Product-led SaaS enterprises offer clear benefits
The most successful software as a service (SaaS) organisations are product-driven and offer obvious advantages.
The best SaaS businesses are led by their products. They have become very good at making, maintaining, and improving products that customers love to use. In the process, they have made a lot of value. But even though it's clear that being a product-led SaaS company has its perks, can Web3 organisations do the same? Before answering this question, we must know what it takes to make a great product in any field.
How Good Things Are Made
Marty Cagen, who is probably the most well-known expert on SaaS product-led growth, talks about four main areas that need to be made less risky before businesses can make great products:
Value: How well the new product solves a customer problem that other goods or methods don't.
Usability: It is easy for the customer to use the tool to solve their problem.
Feasibility: How likely will the engineering team be able to build the answer?
Viability is a measure of how likely the company will be able to build a business model around selling the answer and keeping its growth going.
Based on these factors, it's easy to see why product-led SaaS companies and other businesses that depend on centralised network infrastructure do well. But the rise of decentralised technology and Web3 organisations may mean that the status quo needs to be rethought.
The Best Way to Run Centralised Businesses
Modern technology and knowledge of building and scaling centralised solutions have helped SaaS-based platforms grow over the past few decades. The number of tools and ways to use them has also grown exponentially. Because of this, companies have learned how to build general solutions on private, customised systems.
But new technologies may be pushing the limits of the processes and tools that are already in place. People have discussed how Web3 technology has changed money, business systems, and even micro token economies. But more needs to be said about how it will affect product finding, development, marketing, and support.
De-Risking Dimensions for Web3 Companies
When Web3 is in its purest form, it flips the four ways of reducing the risk stated above. Let's think about each one in turn.
Value
A business that is based on its products makes money in two ways. First, by making a completely new and innovative product. Or, second, by making small changes based on how the company understands what customers say. At its core, centralised product development is based on the idea that customers must learn how to solve their problems best. Two of the most famous people who make products said the same thing. Henry Ford once said, "If I ask the customer what they want, they'll say a faster horse." Steve Jobs once said, "Customers don't know what they want until we've shown them." In a Web2 world, the product company sets the vision for what a new product should be, then asks customers for comments and figures out what it means to improve the product.

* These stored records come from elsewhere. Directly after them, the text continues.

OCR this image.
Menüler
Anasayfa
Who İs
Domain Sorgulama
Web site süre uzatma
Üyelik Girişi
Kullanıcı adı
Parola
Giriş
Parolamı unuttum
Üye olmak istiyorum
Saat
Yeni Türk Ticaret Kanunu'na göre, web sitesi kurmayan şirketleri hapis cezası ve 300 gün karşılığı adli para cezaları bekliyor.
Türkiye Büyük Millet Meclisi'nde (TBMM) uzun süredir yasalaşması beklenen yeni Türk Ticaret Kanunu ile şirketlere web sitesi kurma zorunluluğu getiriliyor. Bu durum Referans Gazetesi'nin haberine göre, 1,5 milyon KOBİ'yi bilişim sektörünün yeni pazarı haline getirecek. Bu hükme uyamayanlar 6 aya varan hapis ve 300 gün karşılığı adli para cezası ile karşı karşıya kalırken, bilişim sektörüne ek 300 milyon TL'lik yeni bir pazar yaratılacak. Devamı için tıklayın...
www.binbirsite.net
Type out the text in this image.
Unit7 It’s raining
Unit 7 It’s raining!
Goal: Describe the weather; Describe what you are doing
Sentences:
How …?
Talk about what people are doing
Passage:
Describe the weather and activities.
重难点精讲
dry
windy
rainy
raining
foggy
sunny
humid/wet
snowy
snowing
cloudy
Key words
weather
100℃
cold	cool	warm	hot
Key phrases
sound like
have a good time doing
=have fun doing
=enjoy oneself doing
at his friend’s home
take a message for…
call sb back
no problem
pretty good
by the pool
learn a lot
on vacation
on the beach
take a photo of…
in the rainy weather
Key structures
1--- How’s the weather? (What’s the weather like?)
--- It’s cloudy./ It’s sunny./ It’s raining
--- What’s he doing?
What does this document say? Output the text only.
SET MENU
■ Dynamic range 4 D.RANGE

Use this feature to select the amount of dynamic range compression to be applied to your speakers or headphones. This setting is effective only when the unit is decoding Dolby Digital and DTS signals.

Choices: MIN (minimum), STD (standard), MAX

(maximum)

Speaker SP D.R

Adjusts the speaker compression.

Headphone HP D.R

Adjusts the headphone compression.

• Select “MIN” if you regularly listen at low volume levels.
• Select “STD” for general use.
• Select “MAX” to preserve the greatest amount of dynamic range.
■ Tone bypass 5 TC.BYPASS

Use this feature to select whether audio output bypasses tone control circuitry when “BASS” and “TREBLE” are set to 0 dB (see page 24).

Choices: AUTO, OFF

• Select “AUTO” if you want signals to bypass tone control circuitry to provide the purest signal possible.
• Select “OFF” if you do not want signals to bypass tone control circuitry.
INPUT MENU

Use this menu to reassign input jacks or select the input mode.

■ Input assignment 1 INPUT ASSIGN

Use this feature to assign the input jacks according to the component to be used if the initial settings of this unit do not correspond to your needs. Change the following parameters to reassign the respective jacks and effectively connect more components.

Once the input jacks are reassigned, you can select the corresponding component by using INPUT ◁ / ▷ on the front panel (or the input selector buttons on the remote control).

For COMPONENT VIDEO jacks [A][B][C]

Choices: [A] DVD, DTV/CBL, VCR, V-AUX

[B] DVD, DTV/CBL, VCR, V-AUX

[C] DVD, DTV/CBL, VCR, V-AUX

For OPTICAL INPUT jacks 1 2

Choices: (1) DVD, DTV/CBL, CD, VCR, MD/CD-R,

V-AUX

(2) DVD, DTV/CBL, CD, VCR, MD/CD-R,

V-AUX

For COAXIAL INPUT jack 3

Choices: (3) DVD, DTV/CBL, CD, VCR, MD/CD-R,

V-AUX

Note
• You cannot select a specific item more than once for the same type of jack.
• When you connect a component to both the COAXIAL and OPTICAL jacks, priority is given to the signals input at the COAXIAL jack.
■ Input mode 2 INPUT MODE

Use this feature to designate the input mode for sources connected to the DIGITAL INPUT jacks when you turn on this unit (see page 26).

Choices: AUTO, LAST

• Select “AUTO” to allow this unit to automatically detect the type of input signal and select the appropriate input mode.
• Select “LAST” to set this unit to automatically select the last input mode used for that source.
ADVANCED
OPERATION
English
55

On the other hand, in a Web3 world, the customer, not the company, takes on the risk of the product's worth. On an open-source platform, every group member can decide which problems to solve and how to solve them. This method suits each community member, but it's also good for the whole community since any discoveries are added to the open-source infrastructure. The benefit of this method is that many people, not just a few, work on the same problem. The answer is then good for everyone involved; creativity and creation grow by a factor of ten.
Usability
In the SaaS world, product-led companies decide usability by asking customers to find out what they need or want and then building a solution to meet those needs. Iterative testing and validation ensure the company gets it right and that the customer can use the product, this is how progress is made. Like the value risk, the usability risk is pushed straight to the "customer" in a Web3 setting. People can build solutions on an open-source platform that they or their organisation can use however they want. The Web3 model eliminates the "middleman" role of the product-led business.
Feasibility
In a truly decentralised community, the company or organisation running the Web3 platform doesn't even have to consider whether something is possible. It is up to the people in the community who are building the solution to solve their problems to decide whether something can be made.
Viability
Lastly, in a Web3 environment, viability risk changes from how a business can make money with a product to how a company or organisation can raise the value of a token. So, an organisation's financial viability is based on something other than subscription income but on how well it uses tokenomics to increase the value of its token.
A Hybrid Approach to Moving from a Web2 to a Web3 Product-Led Company
At this point in the conversation, it's clear that there is no clear line between Web2 and Web3 product management. Most organisations will use a mixed model. For example, members of the Web3 community could hire someone else to do all of their product development work, and this would make it so that some companies own the solutions they build on open-source platforms. These companies could provide and support the same options for other businesses. But even in this case, the focus is on custom solutions that could be shared on top of general, open-source platforms; this is the opposite of the SaaS environment.
Companies like Red Hat have used this method for years, starting with a centralised strategy and moving towards a decentralised one. And the more these businesses move away from specific solutions and towards general, open-source ones, the more they will depend on tokenomics to make money. The opposite is also true: the more proprietary products a company has, the more its revenue will rely on a subscription plan.
The good thing about this change is that Web2 methods for managing products are being thrown out and redone for a Web3 world. As a result, when businesses start using Web3 technologies and organisational structures, a lot is likely to change shortly, especially when it comes to making, delivering, and maintaining products.